A report published this week by the US Federal Energy Regulatory Commission made the same conclusion as November’s interim report. A combination of system and human failure at energy companies led to the blackout, FERC said.

Speculation at the time was rampant that the Blaster worm was behind the outage. Blaster targeted unpatched Windows systems and was spreading rapidly on August 14 last year, when the outage occurred.

But the FERC probe found no evidence that worms or viruses circulating on the internet at the time of the power outage had an effect on power generation and delivery systems of the companies directly involved in the power outage, the report says.

FERC also said that there was no evidence that malicious actors caused or contributed to the power outage, following reports that the Al Qaeda terrorist group had claimed responsibility for causing the blackout.

However, the report also says: A failure in a software program not linked to malicious activity may have significantly contributed to the power outage. The unnamed vendor has since provided industry with the necessary information and mitigation steps.
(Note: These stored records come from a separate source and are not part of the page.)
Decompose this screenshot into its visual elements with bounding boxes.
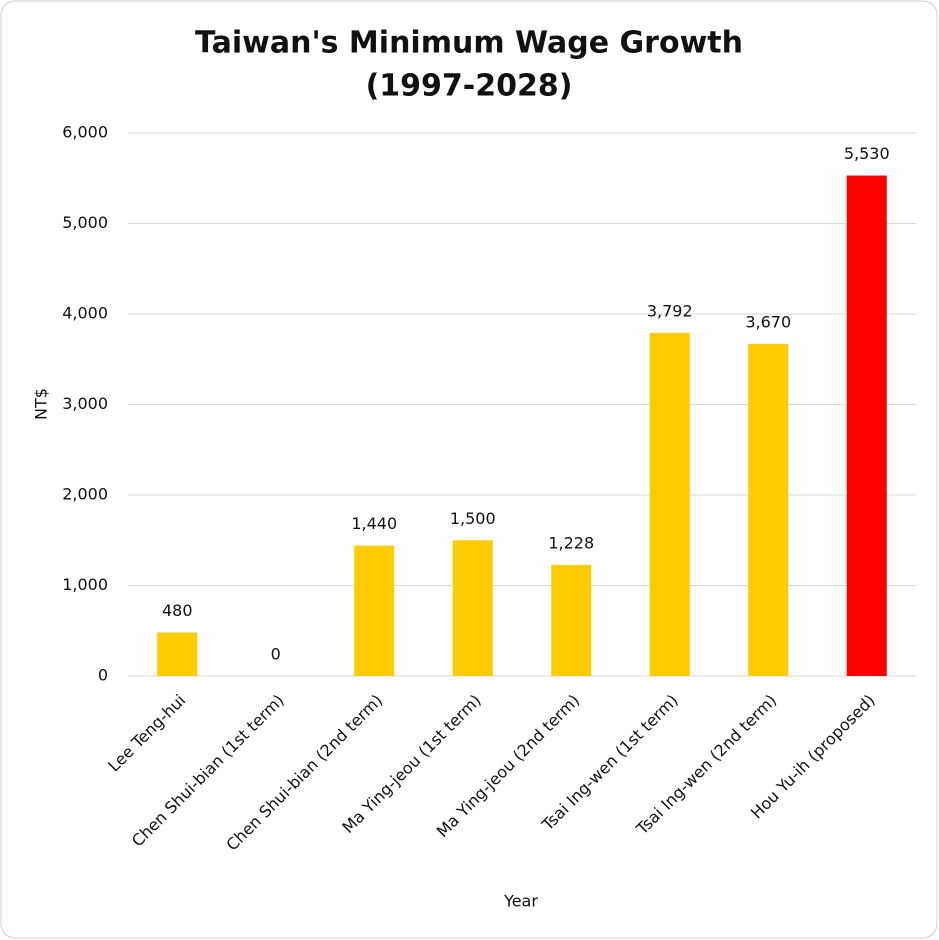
data-label: 480 <box>162 601 193 620</box>
data-label: 3,792 <box>647 301 693 320</box>
y-axis-label: NT$ <box>32 388 51 420</box>
y-tick-label: 2,000 <box>62 485 108 504</box>
data-label: 1,500 <box>450 509 496 528</box>
y-tick-label: 5,000 <box>62 213 108 232</box>
data-label: 1,228 <box>548 533 594 552</box>
bar <box>551 564 592 676</box>
y-tick-label: 0 <box>98 666 108 685</box>
bar <box>748 343 789 676</box>
y-tick-label: 4,000 <box>62 304 108 323</box>
y-tick-label: 6,000 <box>62 123 108 142</box>
bar <box>157 632 198 676</box>
bar <box>649 332 690 676</box>
chart-title: Taiwan's Minimum Wage Growth <box>195 26 743 61</box>
chart-title: (1997-2028) <box>366 69 573 104</box>
data-label: 3,670 <box>745 312 791 331</box>
x-axis-label: Year <box>503 892 538 911</box>
bar <box>354 545 395 676</box>
data-label: 5,530 <box>844 144 890 163</box>
data-label: 1,440 <box>351 514 397 533</box>
y-tick-label: 3,000 <box>62 394 108 413</box>
data-label: 0 <box>271 645 281 664</box>
y-tick-label: 1,000 <box>62 575 108 594</box>
bar <box>452 540 493 676</box>
bar <box>846 175 887 676</box>
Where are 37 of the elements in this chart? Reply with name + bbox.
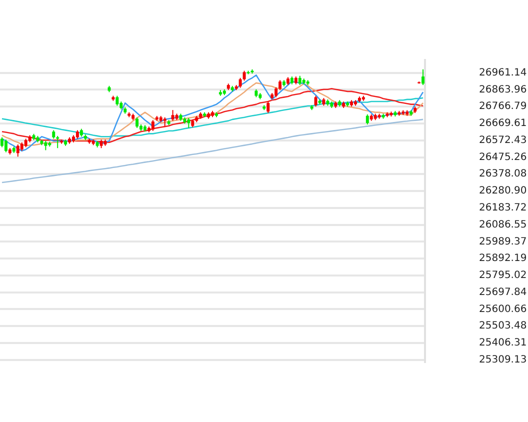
candlestick [278,80,282,91]
candlestick [44,140,48,151]
candlestick [422,68,425,86]
y-tick-label: 26766.79 [479,101,527,112]
candlestick [16,144,20,158]
candlestick [0,136,4,148]
y-tick-label: 25406.31 [479,338,527,349]
y-tick-label: 26863.96 [479,84,527,96]
y-tick-label: 26086.55 [479,219,527,230]
candlestick [314,95,318,108]
candlestick [163,116,166,128]
candlestick [298,75,302,86]
y-tick-label: 25309.13 [479,354,527,366]
y-tick-label: 25697.84 [479,286,527,298]
candlestick [274,86,278,98]
candlestick [366,114,369,125]
y-tick-label: 26572.43 [479,134,527,146]
candlestick [4,139,8,153]
y-tick-label: 25600.66 [479,304,527,315]
y-tick-label: 25503.48 [479,320,527,332]
y-tick-label: 26475.26 [479,152,527,163]
candlestick [266,101,270,114]
candlestick [116,95,119,106]
candlestick [238,77,242,88]
y-tick-label: 26378.08 [479,168,527,180]
y-tick-label: 25892.19 [479,253,527,264]
y-tick-label: 26961.14 [479,67,527,78]
y-tick-label: 26280.90 [479,186,527,197]
candlestick [171,110,174,122]
y-tick-label: 26669.61 [479,118,527,130]
y-tick-label: 26183.72 [479,202,527,214]
candlestick [136,116,139,128]
y-tick-label: 25795.02 [479,270,527,282]
candlestick [242,70,246,82]
candlestick [151,120,154,132]
candlestick [187,118,190,128]
y-tick-label: 25989.37 [479,236,527,248]
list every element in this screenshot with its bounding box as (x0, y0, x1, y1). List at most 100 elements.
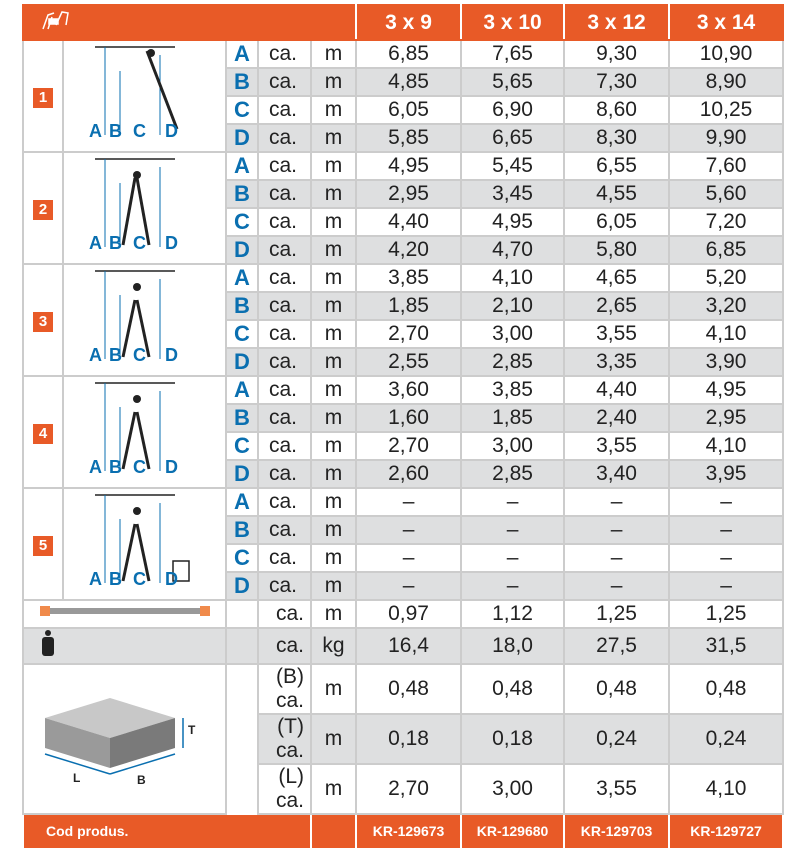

FirstEnergy Corp, which takes most of the blame in the report, said last November that it had identified a previously undetected flaw in vendor software that resulted in the loss of an alarm function, affecting our operators’ understanding of events on our system.

Whenever worms have been mentioned in the context of the blackout, the language has always been the same – that they did not have any significant impact on power generation and delivery systems. This has raised eyebrows.

Why the tortured prose? Bruce Schneier, security author and CTO of Counterpane Internet Security Inc, wrote in November. But what about the alarm systems? Clearly they were all affected by something, and all at the same time.

The FERC report does conclude that failures in alarm systems, which could have alerted engineers to emerging issues, were partly to blame for the problem escalating and becoming a cascading failure that affected an estimated 50 million people.

Speculation was fed by news last August that the Davis-Besse power plant in Ohio had certain safety display systems taken out of action for several hours in January 2003 by the Slammer worm, which also exploited a Microsoft vulnerability.

Davis-Besse, an inactive power plant, was infected via a WAN connection to the offices of its corporate parent, FirstEnergy Corp, which in turn had become infected via an unsecured T-1 line put in place by a third-party contractor.

And this week’s report makes it clear that FirstEnergy, which with 4.4 million customers in three eastern states calls itself the US’s fifth-largest power utility, takes most of the blame for the August outage.